People who don’t care about their mistakes and / or people who are optimistic, tend to have a higher winning ratio in general. So it’s important for you not to get angry or depressed.

My first Go teacher was really good. He taught me that when he played a mistake, he naturally got mad at himself. But then he closed his eyes and counted 10 seconds. Then he often calmed down. When he opened his eyes, he could often find a move to minimize the loss or find a move to turn around a bad situation.

So you might want to write that down, put the note on your computer before a game, and when you make a big mistake, you should read it, close your eyes, and count 10.

Also you should keep in mind the following:

1. Regardless of how strong you become, you will always experience making a mistake or a flop. We are all humans, so we all make mistakes. So you might want to live with that. Even top pros make a serious blunder. A top pro couldn’t resign a game and resulted in 35 point loss. Pros usually resign a game when they are losing 10 points or so. So counting a 35-point loss was such a shame. I guess this pro really lost his mind during a game. In fact, he did it more than once. Later he never lost his mind during a game and won more than 50 titles.

2. You may think you make mistakes more than your opponent, but that may not be true. Your opponent also makes lots of mistakes, maybe more than you do. But people tend to feel that you always make mistakes more than an opponent. When I look at my students’ games, their opponents often make more mistakes or bigger mistakes. But I don’t pay much attention to it because they are not my students.

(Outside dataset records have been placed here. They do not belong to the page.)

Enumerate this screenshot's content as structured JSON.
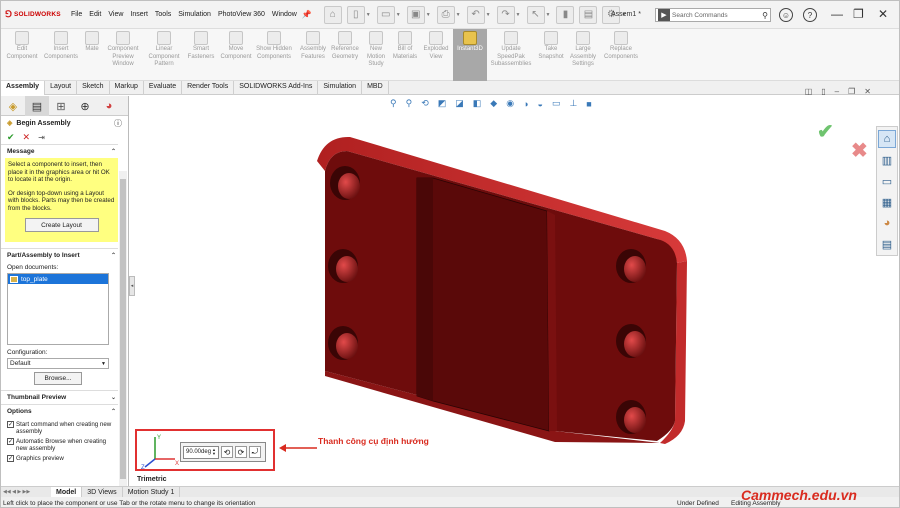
{
  "app": {
    "logo_text": "SOLIDWORKS",
    "document_title": "Assem1 *"
  },
  "menu": [
    "File",
    "Edit",
    "View",
    "Insert",
    "Tools",
    "Simulation",
    "PhotoView 360",
    "Window"
  ],
  "search": {
    "placeholder": "Search Commands"
  },
  "commands": [
    {
      "label": "Edit Component"
    },
    {
      "label": "Insert Components"
    },
    {
      "label": "Mate"
    },
    {
      "label": "Component Preview Window"
    },
    {
      "label": "Linear Component Pattern"
    },
    {
      "label": "Smart Fasteners"
    },
    {
      "label": "Move Component"
    },
    {
      "label": "Show Hidden Components"
    },
    {
      "label": "Assembly Features"
    },
    {
      "label": "Reference Geometry"
    },
    {
      "label": "New Motion Study"
    },
    {
      "label": "Bill of Materials"
    },
    {
      "label": "Exploded View"
    },
    {
      "label": "Instant3D",
      "active": true
    },
    {
      "label": "Update SpeedPak Subassemblies"
    },
    {
      "label": "Take Snapshot"
    },
    {
      "label": "Large Assembly Settings"
    },
    {
      "label": "Replace Components"
    }
  ],
  "tabs": [
    "Assembly",
    "Layout",
    "Sketch",
    "Markup",
    "Evaluate",
    "Render Tools",
    "SOLIDWORKS Add-Ins",
    "Simulation",
    "MBD"
  ],
  "property_manager": {
    "title": "Begin Assembly",
    "message_header": "Message",
    "message_p1": "Select a component to insert, then place it in the graphics area or hit OK to locate it at the origin.",
    "message_p2": "Or design top-down using a Layout with blocks. Parts may then be created from the blocks.",
    "create_layout": "Create Layout",
    "part_header": "Part/Assembly to Insert",
    "open_documents_label": "Open documents:",
    "open_documents": [
      "top_plate"
    ],
    "configuration_label": "Configuration:",
    "configuration_value": "Default",
    "browse": "Browse...",
    "thumbnail_header": "Thumbnail Preview",
    "options_header": "Options",
    "options": [
      {
        "label": "Start command when creating new assembly",
        "checked": true
      },
      {
        "label": "Automatic Browse when creating new assembly",
        "checked": true
      },
      {
        "label": "Graphics preview",
        "checked": true
      }
    ]
  },
  "graphics": {
    "orientation_label": "Trimetric",
    "angle_value": "90.00deg",
    "annotation": "Thanh công cụ định hướng",
    "triad": {
      "x": "X",
      "y": "Y",
      "z": "Z"
    }
  },
  "bottom_tabs": [
    "Model",
    "3D Views",
    "Motion Study 1"
  ],
  "status": {
    "message": "Left click to place the component or use Tab or the rotate menu to change its orientation",
    "definition": "Under Defined",
    "mode": "Editing Assembly"
  },
  "watermark": "Cammech.edu.vn",
  "colors": {
    "part": "#7a0f0f",
    "accent": "#d92b1f",
    "message_bg": "#ffff80"
  }
}
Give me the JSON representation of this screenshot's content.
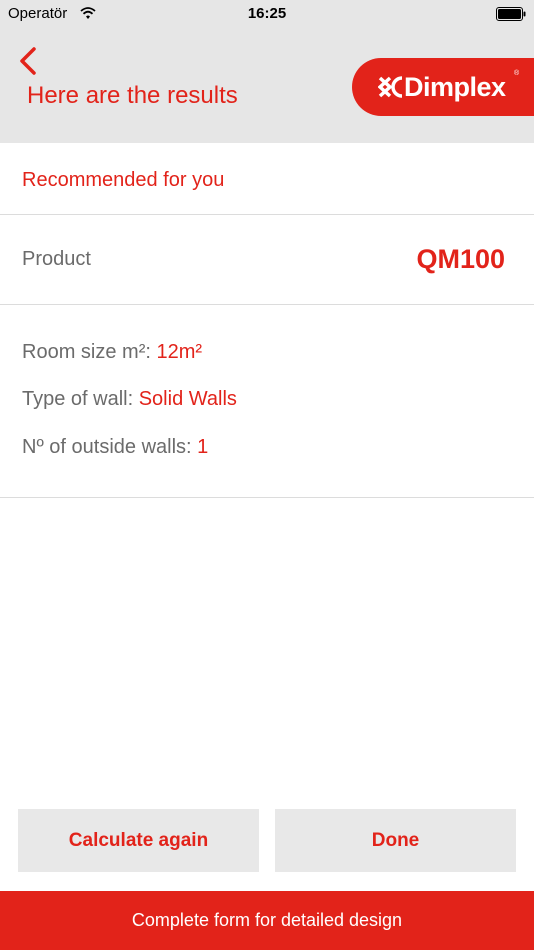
{
  "status": {
    "carrier": "Operatör",
    "time": "16:25"
  },
  "header": {
    "title": "Here are the results",
    "logo_text": "Dimplex",
    "logo_reg": "®"
  },
  "results": {
    "recommended_label": "Recommended for you",
    "product_label": "Product",
    "product_value": "QM100",
    "room_size_label": "Room size m²: ",
    "room_size_value": "12m²",
    "wall_type_label": "Type of wall: ",
    "wall_type_value": "Solid Walls",
    "outside_walls_label": "Nº of outside walls: ",
    "outside_walls_value": "1"
  },
  "actions": {
    "calculate_again": "Calculate again",
    "done": "Done",
    "complete_form": "Complete form for detailed design"
  },
  "colors": {
    "accent": "#e2231a",
    "header_bg": "#e6e6e6",
    "button_bg": "#e8e8e8"
  },
  "icons": {
    "back": "chevron-left-icon",
    "wifi": "wifi-icon",
    "battery": "battery-icon",
    "logo": "dimplex-logo-mark"
  }
}
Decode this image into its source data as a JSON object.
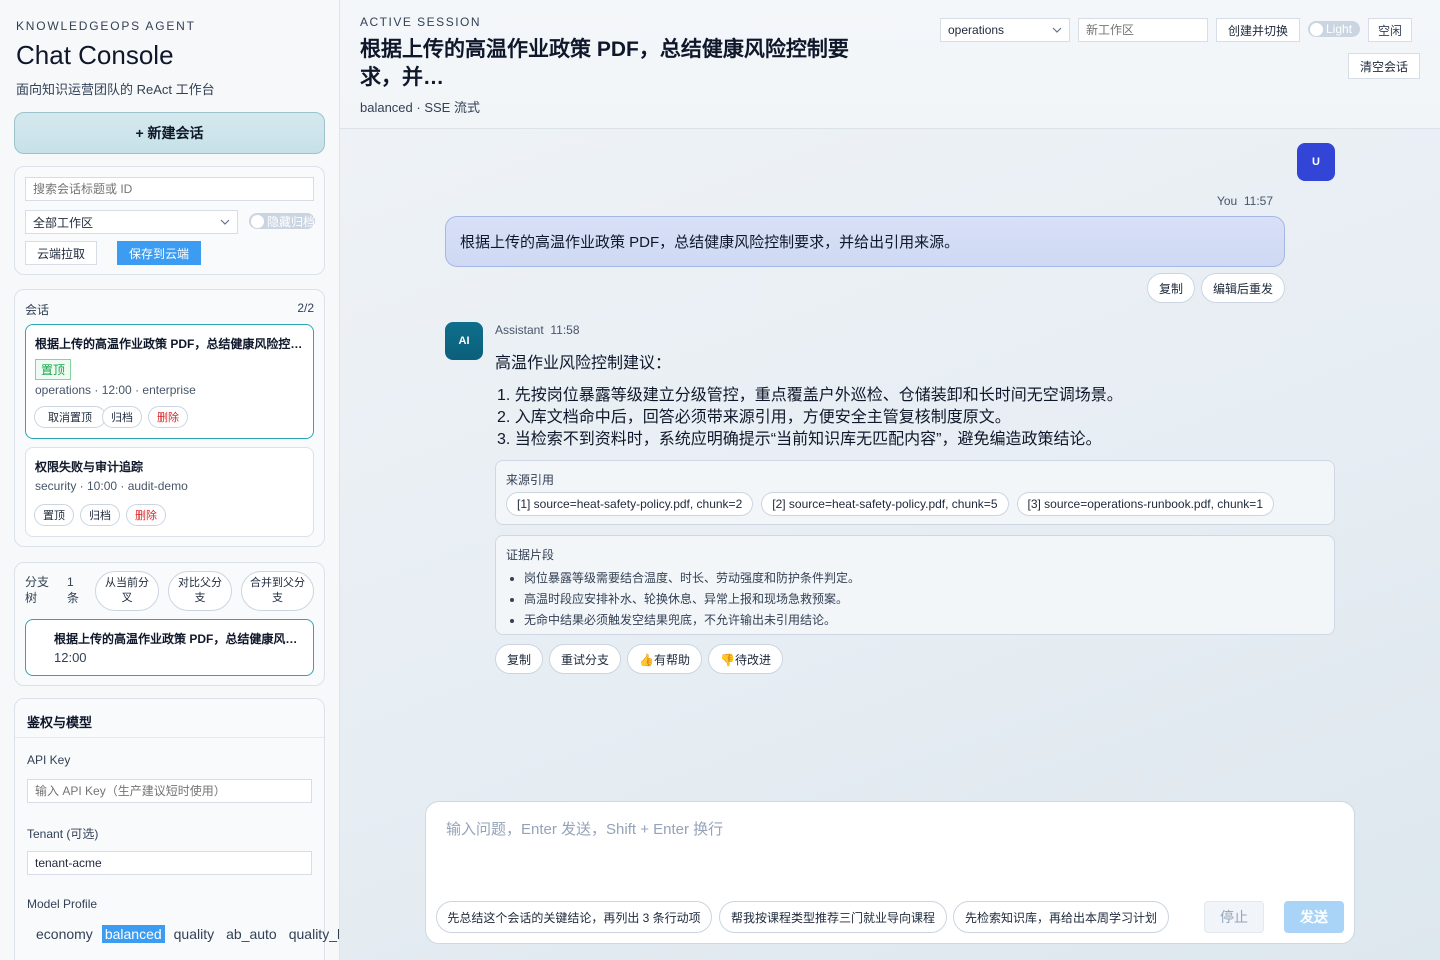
{
  "sidebar": {
    "eyebrow": "KNOWLEDGEOPS AGENT",
    "title": "Chat Console",
    "subtitle": "面向知识运营团队的 ReAct 工作台",
    "new_chat_label": "+ 新建会话",
    "search_placeholder": "搜索会话标题或 ID",
    "workspace_filter": "全部工作区",
    "hide_archived_label": "隐藏归档",
    "cloud_pull_label": "云端拉取",
    "save_cloud_label": "保存到云端",
    "sessions_label": "会话",
    "sessions_count": "2/2",
    "sessions": [
      {
        "title": "根据上传的高温作业政策 PDF，总结健康风险控制要求，并给出引用来源。",
        "badge": "置顶",
        "meta": "operations · 12:00 · enterprise",
        "actions": [
          "取消置顶",
          "归档",
          "删除"
        ]
      },
      {
        "title": "权限失败与审计追踪",
        "meta": "security · 10:00 · audit-demo",
        "actions": [
          "置顶",
          "归档",
          "删除"
        ]
      }
    ],
    "branch": {
      "label": "分支树",
      "count": "1 条",
      "fork_label": "从当前分叉",
      "compare_label": "对比父分支",
      "merge_label": "合并到父分支",
      "item_title": "根据上传的高温作业政策 PDF，总结健康风险控制要求，并给出引用来源。",
      "item_time": "12:00"
    },
    "auth": {
      "title": "鉴权与模型",
      "api_key_label": "API Key",
      "api_key_placeholder": "输入 API Key（生产建议短时使用）",
      "tenant_label": "Tenant (可选)",
      "tenant_value": "tenant-acme",
      "profile_label": "Model Profile",
      "profiles": [
        "economy",
        "balanced",
        "quality",
        "ab_auto",
        "quality_high"
      ],
      "active_profile": "balanced"
    }
  },
  "header": {
    "eyebrow": "ACTIVE SESSION",
    "title": "根据上传的高温作业政策 PDF，总结健康风险控制要求，并…",
    "subtitle": "balanced · SSE 流式",
    "workspace_select": "operations",
    "new_workspace_placeholder": "新工作区",
    "create_switch_label": "创建并切换",
    "theme_label": "Light",
    "idle_label": "空闲",
    "clear_label": "清空会话"
  },
  "chat": {
    "user": {
      "avatar": "U",
      "name": "You",
      "time": "11:57",
      "text": "根据上传的高温作业政策 PDF，总结健康风险控制要求，并给出引用来源。",
      "copy_label": "复制",
      "edit_label": "编辑后重发"
    },
    "assistant": {
      "avatar": "AI",
      "name": "Assistant",
      "time": "11:58",
      "intro": "高温作业风险控制建议：",
      "points": [
        "1. 先按岗位暴露等级建立分级管控，重点覆盖户外巡检、仓储装卸和长时间无空调场景。",
        "2. 入库文档命中后，回答必须带来源引用，方便安全主管复核制度原文。",
        "3. 当检索不到资料时，系统应明确提示“当前知识库无匹配内容”，避免编造政策结论。"
      ],
      "sources_title": "来源引用",
      "sources": [
        "[1] source=heat-safety-policy.pdf, chunk=2",
        "[2] source=heat-safety-policy.pdf, chunk=5",
        "[3] source=operations-runbook.pdf, chunk=1"
      ],
      "evidence_title": "证据片段",
      "evidence": [
        "岗位暴露等级需要结合温度、时长、劳动强度和防护条件判定。",
        "高温时段应安排补水、轮换休息、异常上报和现场急救预案。",
        "无命中结果必须触发空结果兜底，不允许输出未引用结论。"
      ],
      "actions": [
        "复制",
        "重试分支",
        "👍有帮助",
        "👎待改进"
      ]
    }
  },
  "composer": {
    "placeholder": "输入问题，Enter 发送，Shift + Enter 换行",
    "suggestions": [
      "先总结这个会话的关键结论，再列出 3 条行动项",
      "帮我按课程类型推荐三门就业导向课程",
      "先检索知识库，再给出本周学习计划"
    ],
    "stop_label": "停止",
    "send_label": "发送"
  }
}
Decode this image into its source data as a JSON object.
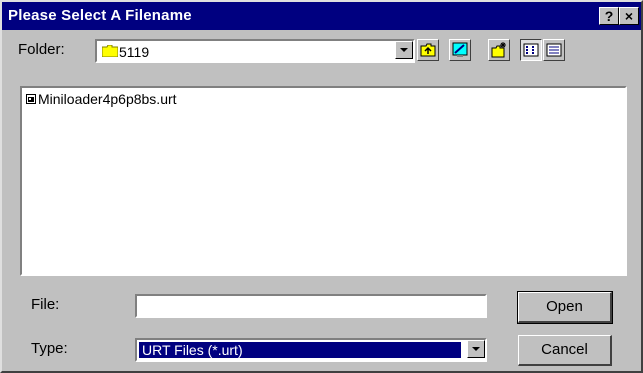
{
  "dialog": {
    "title": "Please Select A Filename",
    "help_label": "?",
    "close_label": "×"
  },
  "folder": {
    "label": "Folder:",
    "value": "5119"
  },
  "toolbar": {
    "icons": [
      "up-folder-icon",
      "desktop-icon",
      "new-folder-icon",
      "list-view-icon",
      "details-view-icon"
    ]
  },
  "files": [
    {
      "name": "Miniloader4p6p8bs.urt",
      "icon": "file-icon"
    }
  ],
  "file_field": {
    "label": "File:",
    "value": ""
  },
  "type_field": {
    "label": "Type:",
    "value": "URT Files (*.urt)"
  },
  "buttons": {
    "open": "Open",
    "cancel": "Cancel"
  },
  "colors": {
    "titlebar": "#000080",
    "face": "#c0c0c0",
    "selection": "#000080"
  }
}
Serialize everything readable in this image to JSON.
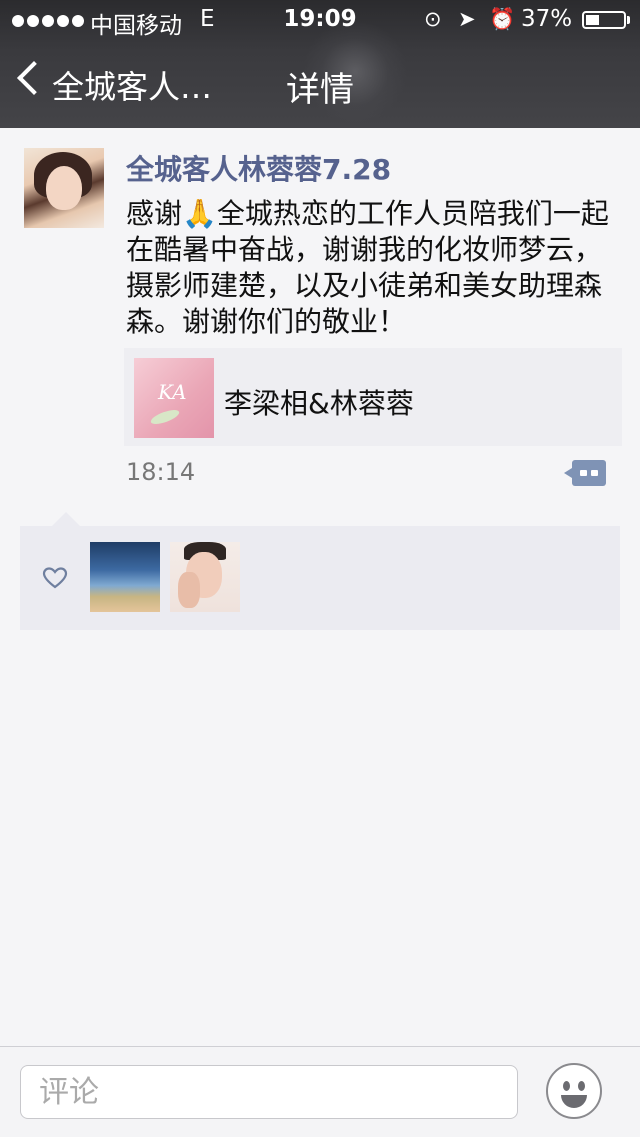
{
  "status_bar": {
    "carrier": "中国移动",
    "network": "E",
    "time": "19:09",
    "battery_percent_label": "37%",
    "battery_level": 0.37,
    "icons": [
      "signal-dots-icon",
      "rotation-lock-icon",
      "location-arrow-icon",
      "alarm-icon",
      "battery-icon"
    ]
  },
  "nav": {
    "back_label": "全城客人…",
    "title": "详情"
  },
  "post": {
    "author": "全城客人林蓉蓉7.28",
    "text": "感谢🙏全城热恋的工作人员陪我们一起在酷暑中奋战，谢谢我的化妆师梦云，摄影师建楚，以及小徒弟和美女助理森森。谢谢你们的敬业！",
    "link_card": {
      "title": "李梁相&林蓉蓉",
      "thumb_text": "KA"
    },
    "time": "18:14"
  },
  "likes": {
    "icon": "heart-icon",
    "count": 2
  },
  "comment_bar": {
    "placeholder": "评论",
    "emoji_icon": "smiley-icon"
  },
  "colors": {
    "author_blue": "#56628e",
    "comment_button": "#7f93b5",
    "page_bg": "#f5f5f7"
  }
}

3. You may think that you made a mistake, but it can often be a good move. I have had experience like this many times. I thought I really played badly. But when my first Go teacher reviewed it, he told me that my moves were good. When I review my students’ games, the moves they thought were bad, were not necessarily bad. Some moves are good. So be optimistic.

A state of mind can make you two stones weaker very easily, sometimes four stones weaker. I've experienced it many times. So the psychological effect is really big.

As long as you’re my students, I’ll help you. So be optimistic. So be optimistic, then you may very well increase your winning ratio.